きょうは[Champagne]Premium V.I.P Partyへ。
最新作『Me No Do Karate.』のリリースを記念しての、川上いわく「別名”ファン感謝祭”」。
それはもう凄まじい盛り上がりだった。

デビュー当時から最新作まで、満遍なくバランスよく並べられたセットリスト。
歴史を辿る一連のストーリーに貫かれた楽曲を年代順に聴いて、あらためてこのバンドがいかに濃縮された期間を過ごし、加速度的に成長してきたか、よくわかった。

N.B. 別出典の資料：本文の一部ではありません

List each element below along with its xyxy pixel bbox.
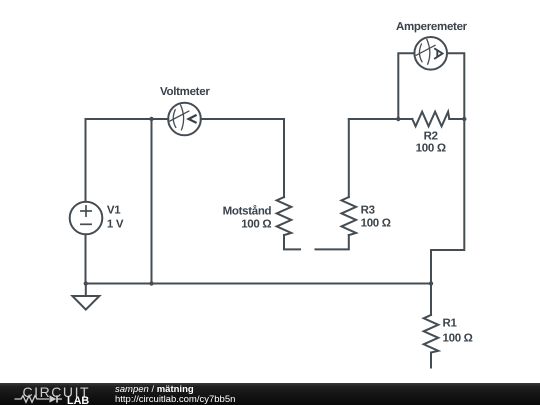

とはいえ、初期と今を比べて楽曲の構造がドラスティックに変わっているわけではない。
かつても今も、キレまくりのリフとフックとキメとスピードでリスナーの快楽中枢を的確に撃ち抜く、マシンガンのようなロックンロールだ。
だが、近年の楽曲、特に最新作の楽曲には、情報量とスピード感を超えた大事な要素が埋め込まれている。
それはひと言で言ってしまえばメロディとグルーヴの可能性なのだが、それが単なる洗練ではない、それこそまるで違うバンドになろうとしているかのような実験性を持っているのが肝だ。

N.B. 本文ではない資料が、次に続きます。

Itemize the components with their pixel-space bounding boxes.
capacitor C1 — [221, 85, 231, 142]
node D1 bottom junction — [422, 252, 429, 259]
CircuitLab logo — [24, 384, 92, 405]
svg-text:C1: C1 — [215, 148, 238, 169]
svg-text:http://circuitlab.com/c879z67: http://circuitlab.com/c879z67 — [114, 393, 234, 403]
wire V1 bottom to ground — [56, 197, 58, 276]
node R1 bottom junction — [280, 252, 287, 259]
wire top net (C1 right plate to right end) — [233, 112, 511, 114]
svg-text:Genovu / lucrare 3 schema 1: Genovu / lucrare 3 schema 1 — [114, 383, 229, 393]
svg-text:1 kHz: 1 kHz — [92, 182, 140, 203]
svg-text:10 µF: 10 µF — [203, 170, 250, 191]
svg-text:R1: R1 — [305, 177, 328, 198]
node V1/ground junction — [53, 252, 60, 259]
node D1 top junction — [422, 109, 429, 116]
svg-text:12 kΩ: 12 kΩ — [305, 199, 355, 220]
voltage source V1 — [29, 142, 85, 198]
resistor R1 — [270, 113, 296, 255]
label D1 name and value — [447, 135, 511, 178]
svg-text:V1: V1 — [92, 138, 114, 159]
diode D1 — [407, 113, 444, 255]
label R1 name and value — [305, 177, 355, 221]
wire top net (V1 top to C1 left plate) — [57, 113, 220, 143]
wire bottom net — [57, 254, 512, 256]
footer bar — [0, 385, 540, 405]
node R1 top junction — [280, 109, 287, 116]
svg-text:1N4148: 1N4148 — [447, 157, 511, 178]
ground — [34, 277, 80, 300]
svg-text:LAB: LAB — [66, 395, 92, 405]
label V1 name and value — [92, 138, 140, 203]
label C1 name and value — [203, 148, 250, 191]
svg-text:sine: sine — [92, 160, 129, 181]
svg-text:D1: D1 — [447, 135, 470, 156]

なんというか、圧倒的な身体能力で無双状態だったスプリンターが、さらなる快楽を求めて覇権を握る距離を伸ばしていくような。
距離が変われば競技が変わる。違うスキルと才能が必要になる。
[Champagne]はそれをやろうとしている。
そこでの最大のキーマンは、磯部とサトヤスのリズム隊ふたりだと思う。
うまくいえなくて申し訳ないが、最新作『Me No Do Karate.』に刻まれている実験性の一端が見えたような、そんなライヴだった。

ここから夏フェスを行脚し、いよいよロングスパンのツアーに突入する[Champagne]。